5. Immunohistochemistry and special staining
Proper selection of immunohistochemistry programs can effectively preserve sufficient tissue specimens for molecular diagnosis. When the tumor is poorly differentiated and lacks clear morphologic features of adenocarcinoma or squamous carcinoma, immunohistochemistry or mucin staining is necessary to make a definitive diagnosis. Immunohistochemical markers for differentiation of adenocarcinoma from squamous carcinoma are TTF-1, Napsin-A, p63, p40 and CK5/6, of which p40 and TTF-1 can solve most of the problems in differentiating adenocarcinoma from squamous carcinoma. For patients with further disease progression, in order to preserve tissue for molecular pathology as much as possible, histologic classification using restricted immunohistochemical index tests, such as detection of protein p63/p40, which is expressed singly on squamous carcinoma cells, and TTF-A/Napsin-1, which is expressed singly on adenocarcinoma cells, is recommended to classify most non-small cell lung cancers.
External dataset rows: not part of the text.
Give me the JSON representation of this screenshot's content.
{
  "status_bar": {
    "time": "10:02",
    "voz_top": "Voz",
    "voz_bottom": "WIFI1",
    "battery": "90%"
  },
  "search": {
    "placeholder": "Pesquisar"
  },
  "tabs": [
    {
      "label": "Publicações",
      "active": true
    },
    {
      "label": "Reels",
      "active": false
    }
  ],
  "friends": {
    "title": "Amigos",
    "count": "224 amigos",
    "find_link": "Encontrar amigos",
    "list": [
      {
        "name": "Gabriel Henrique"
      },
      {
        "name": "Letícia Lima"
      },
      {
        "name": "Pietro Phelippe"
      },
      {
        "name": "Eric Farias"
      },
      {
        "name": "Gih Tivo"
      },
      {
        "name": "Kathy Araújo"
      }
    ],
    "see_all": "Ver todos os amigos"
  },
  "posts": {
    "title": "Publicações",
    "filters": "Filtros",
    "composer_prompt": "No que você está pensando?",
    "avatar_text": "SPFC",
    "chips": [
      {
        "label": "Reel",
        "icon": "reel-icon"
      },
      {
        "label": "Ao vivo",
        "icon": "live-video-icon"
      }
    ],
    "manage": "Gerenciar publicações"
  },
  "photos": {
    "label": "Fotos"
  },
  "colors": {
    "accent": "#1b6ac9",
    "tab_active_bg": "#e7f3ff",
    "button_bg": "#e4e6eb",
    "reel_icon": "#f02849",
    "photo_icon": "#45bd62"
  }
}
The identification of solid-type adenocarcinoma with intracellular mucus material should be confirmed by mucus carmine staining and AB-PAS special staining; special staining of elastic fibers should be performed when pleura is suspected to be involved. Neuroendocrine tumor markers are CD56, Syn, CgA, Ki-67, and TTF-1, and at least one neuroendocrine marker should be positive based on the morphological features of neuroendocrine tumor, and the number of positive cells should be more than 10% of the tumor cells to diagnose neuroendocrine tumor.